Con toda evidencia, el asesinato era un crimen cometido por alguien de fuera y Rhoda Gradwyn había dejado entrar a su asesino en la Mansión, después de haber acordado el día y la hora seguramente antes de que ella se marchara de Londres. Es por eso por lo que había insistido tanto en que no se permitieran visitas. Al fin y al cabo, era una conocida periodista de investigación. Seguro que tenía enemigos. El coche que vio Mog probablemente era el del asesino, y la luz que la señora Skeffington vislumbró en las piedras, su linterna en movimiento. La puerta con el cerrojo echado a la mañana siguiente era un contratiempo, pero el mismo asesino pudo haber cerrado la puerta después de ejecutar su acción y luego debió de ocultarse en la Mansión hasta que Chandler-Powell descorrió el cerrojo al día siguiente. Después de todo, antes de que llegara la policía sólo había habido un registro superficial de la casa. Por ejemplo, ¿alguien había inspeccionado las cuatro suites vacías del ala oeste? Además, había numerosos armarios lo bastante grandes para albergar a un hombre. Un intruso podía pasar perfectamente inadvertido. Pudo haberse ido por la puerta oeste sin que nadie le viera y escapar por la senda de los limeros hasta el campo mientras todos los de la casa, encerrados en la biblioteca orientada al norte, estaban siendo interrogados por el comandante Dalgliesh. Si la policía no hubiera tenido tanto empeño en estudiar a los habitantes de la Mansión, a estas alturas ya habría prendido al asesino.

Lettie no recordaba quién había nombrado a Robin Boyton como principal sospechoso alternativo, pero cuando surgió la idea, se propagó mediante una especie de osmosis. Al fin y al cabo, él había ido a Stoke Cheverell a visitar a Rhoda Gradwyn, al parecer estaba desesperado por verla y había sido rechazado. Seguramente el asesinato no había sido premeditado. Después de la operación, la señorita Gradwyn era perfectamente capaz de andar. Lo había dejado entrar, habían tenido una pelea, y él había perdido los estribos. Hay que admitir que no era el propietario del coche aparcado cerca de las piedras, pero éste quizá no tenía nada que ver con el asesinato. La policía intentaba localizar al dueño. Nadie decía lo que todos pensaban: que sería conveniente que no lo encontraran. Aunque el conductor resultara ser un viajero muy cansado que se detuvo prudentemente a echar una cabezadita, la teoría del intruso seguía siendo válida.

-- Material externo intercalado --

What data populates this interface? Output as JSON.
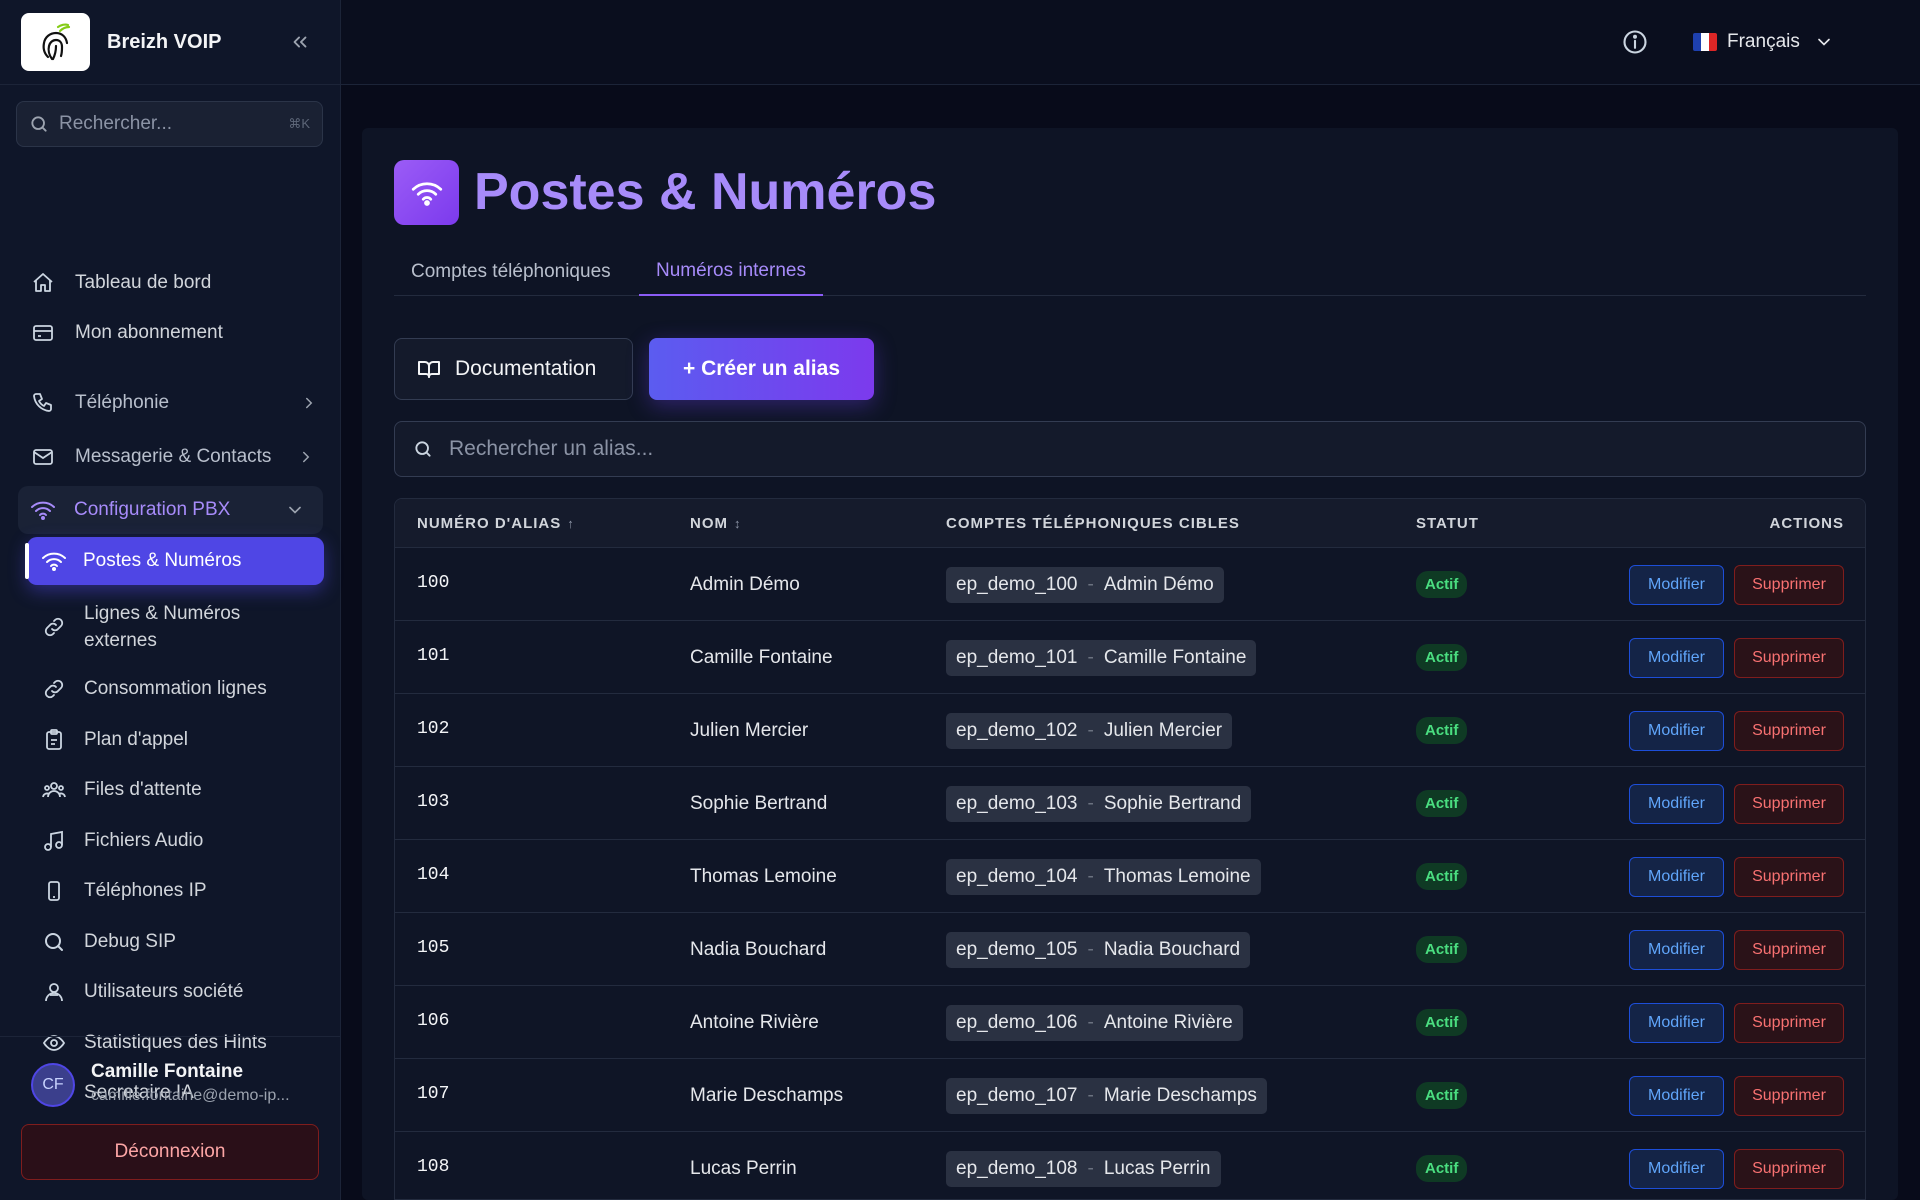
{
  "brand": {
    "name": "Breizh VOIP",
    "logo_icon": "fingerprint-icon"
  },
  "sidebar": {
    "search_placeholder": "Rechercher...",
    "search_shortcut": "⌘K",
    "items": [
      {
        "label": "Tableau de bord",
        "icon": "home-icon"
      },
      {
        "label": "Mon abonnement",
        "icon": "credit-card-icon"
      },
      {
        "label": "Téléphonie",
        "icon": "phone-icon"
      },
      {
        "label": "Messagerie & Contacts",
        "icon": "mail-icon"
      },
      {
        "label": "Configuration PBX",
        "icon": "wifi-icon"
      },
      {
        "label": "Postes & Numéros",
        "icon": "wifi-icon"
      },
      {
        "label": "Lignes & Numéros externes",
        "icon": "link-icon"
      },
      {
        "label": "Consommation lignes",
        "icon": "link-icon"
      },
      {
        "label": "Plan d'appel",
        "icon": "clipboard-icon"
      },
      {
        "label": "Files d'attente",
        "icon": "users-icon"
      },
      {
        "label": "Fichiers Audio",
        "icon": "music-icon"
      },
      {
        "label": "Téléphones IP",
        "icon": "smartphone-icon"
      },
      {
        "label": "Debug SIP",
        "icon": "search-icon"
      },
      {
        "label": "Utilisateurs société",
        "icon": "user-group-icon"
      },
      {
        "label": "Statistiques des Hints",
        "icon": "eye-icon"
      },
      {
        "label": "Secretaire IA",
        "icon": "flask-icon"
      }
    ]
  },
  "user": {
    "initials": "CF",
    "name": "Camille Fontaine",
    "email": "camille.fontaine@demo-ip...",
    "logout_label": "Déconnexion"
  },
  "topbar": {
    "language": "Français"
  },
  "page": {
    "title": "Postes & Numéros",
    "tabs": [
      {
        "label": "Comptes téléphoniques",
        "active": false
      },
      {
        "label": "Numéros internes",
        "active": true
      }
    ],
    "documentation_label": "Documentation",
    "create_label": "+ Créer un alias",
    "search_placeholder": "Rechercher un alias..."
  },
  "table": {
    "columns": {
      "number": "NUMÉRO D'ALIAS",
      "name": "NOM",
      "targets": "COMPTES TÉLÉPHONIQUES CIBLES",
      "status": "STATUT",
      "actions": "ACTIONS"
    },
    "sort_number": "↑",
    "sort_name": "↕",
    "target_separator": "-",
    "edit_label": "Modifier",
    "delete_label": "Supprimer",
    "rows": [
      {
        "number": "100",
        "name": "Admin Démo",
        "account": "ep_demo_100",
        "account_name": "Admin Démo",
        "status": "Actif"
      },
      {
        "number": "101",
        "name": "Camille Fontaine",
        "account": "ep_demo_101",
        "account_name": "Camille Fontaine",
        "status": "Actif"
      },
      {
        "number": "102",
        "name": "Julien Mercier",
        "account": "ep_demo_102",
        "account_name": "Julien Mercier",
        "status": "Actif"
      },
      {
        "number": "103",
        "name": "Sophie Bertrand",
        "account": "ep_demo_103",
        "account_name": "Sophie Bertrand",
        "status": "Actif"
      },
      {
        "number": "104",
        "name": "Thomas Lemoine",
        "account": "ep_demo_104",
        "account_name": "Thomas Lemoine",
        "status": "Actif"
      },
      {
        "number": "105",
        "name": "Nadia Bouchard",
        "account": "ep_demo_105",
        "account_name": "Nadia Bouchard",
        "status": "Actif"
      },
      {
        "number": "106",
        "name": "Antoine Rivière",
        "account": "ep_demo_106",
        "account_name": "Antoine Rivière",
        "status": "Actif"
      },
      {
        "number": "107",
        "name": "Marie Deschamps",
        "account": "ep_demo_107",
        "account_name": "Marie Deschamps",
        "status": "Actif"
      },
      {
        "number": "108",
        "name": "Lucas Perrin",
        "account": "ep_demo_108",
        "account_name": "Lucas Perrin",
        "status": "Actif"
      }
    ]
  },
  "colors": {
    "accent": "#a78bfa",
    "primary": "#4f46e5",
    "active_status": "#4ade80",
    "danger": "#f87171",
    "edit": "#60a5fa"
  }
}
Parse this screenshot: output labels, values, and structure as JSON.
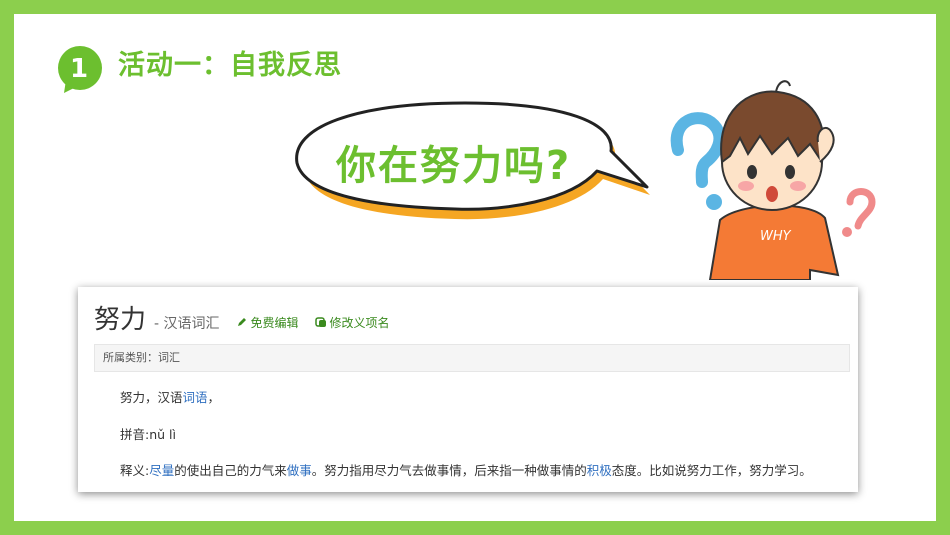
{
  "section": {
    "number": "1",
    "title": "活动一：自我反思"
  },
  "bubble": {
    "text": "你在努力吗?"
  },
  "character": {
    "shirt_text": "WHY"
  },
  "entry": {
    "word": "努力",
    "subtitle": "- 汉语词汇",
    "edit_label": "免费编辑",
    "rename_label": "修改义项名",
    "category": "所属类别：词汇",
    "line1": {
      "prefix": "努力，汉语",
      "link": "词语",
      "suffix": "，"
    },
    "line2": {
      "text": "拼音:nǔ lì"
    },
    "line3": {
      "prefix": "释义:",
      "link1": "尽量",
      "mid1": "的使出自己的力气来",
      "link2": "做事",
      "mid2": "。努力指用尽力气去做事情，后来指一种做事情的",
      "link3": "积极",
      "suffix": "态度。比如说努力工作，努力学习。"
    }
  },
  "colors": {
    "border": "#8ccf4d",
    "accent": "#6cbf2f",
    "shirt": "#f47a35",
    "link": "#2f6fc0"
  }
}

A la hora de cenar, Lettie percibió que las especulaciones iban menguando. Había sido un día largo y traumático, y lo que ansiaban todos era un período de calma. También parecían necesitar soledad. Chandler-Powell y Flavia dijeron a Dean que cenarían en sus respectivas habitaciones. Los Westhall se fueron a la Casa de Piedra, y Helena invitó a Lettie a compartir una comida consistente en tortilla de hierbas y ensalada que ella prepararía en su pequeña cocina privada. Después de la comida, lavarían los platos juntas y se acomodarían frente al fuego de leña para escuchar un concierto en Radio Tres bajo la tenue luz de una sola lámpara. Nadie mencionó la muerte de Rhoda Gradwyn.

A las once el fuego se estaba extinguiendo. Una frágil llama azul lamía el último tronco mientras éste se desintegraba en ceniza gris. Helena apagó la radio, y las dos se quedaron en silencio.

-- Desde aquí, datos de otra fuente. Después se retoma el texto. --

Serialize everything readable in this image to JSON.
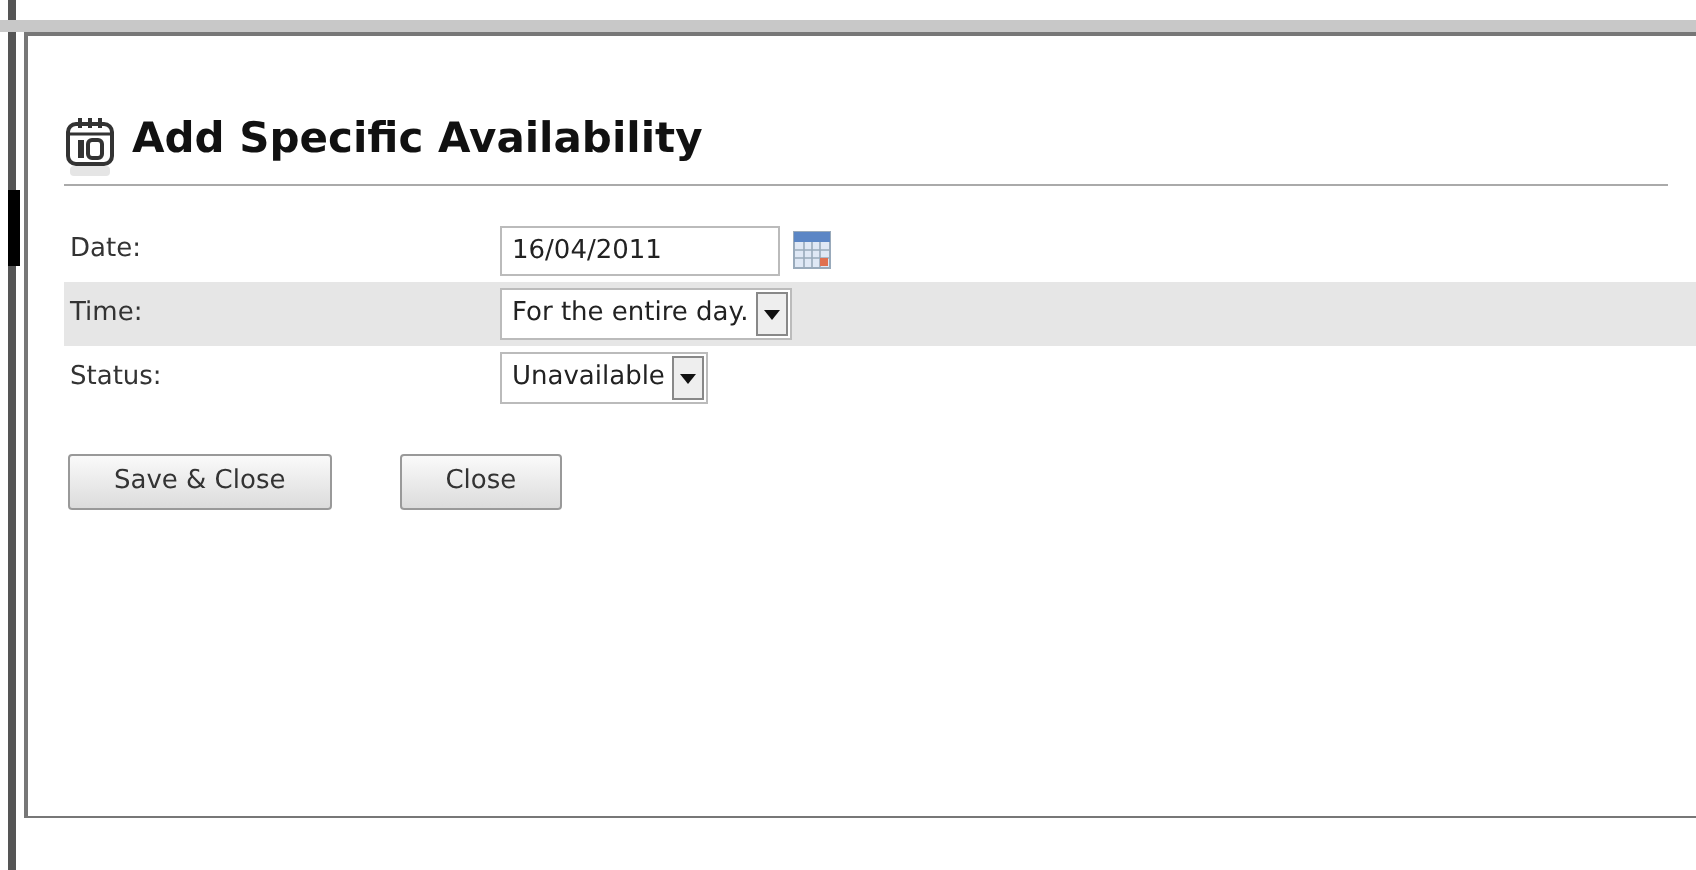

– ¿Por qué te fuiste de la Mansión cuando yo tenía trece años? -preguntó Helena de pronto-. ¿Tuvo que ver con mi padre? Siempre he pensado que sí, que erais amantes.

Lettie contestó con calma.

– Siempre fuiste muy sofisticada para tu edad. Estábamos tomándonos demasiado cariño, dependiendo demasiado el uno del otro. Lo acertado era marcharme. Y tú tenías que estar con otras chicas, tener una educación más amplia.

– Supongo. Aquella escuela espantosa. ¿Erais amantes? ¿Tuvisteis relaciones sexuales? Una expresión horrible, pero las alternativas son aún más burdas.

– Una vez. Por eso supe que tenía que acabar con aquello.

– ¿Por mamá?

– Por todos nosotros.

– Así que fue un Breve encuentro sin la estación de tren.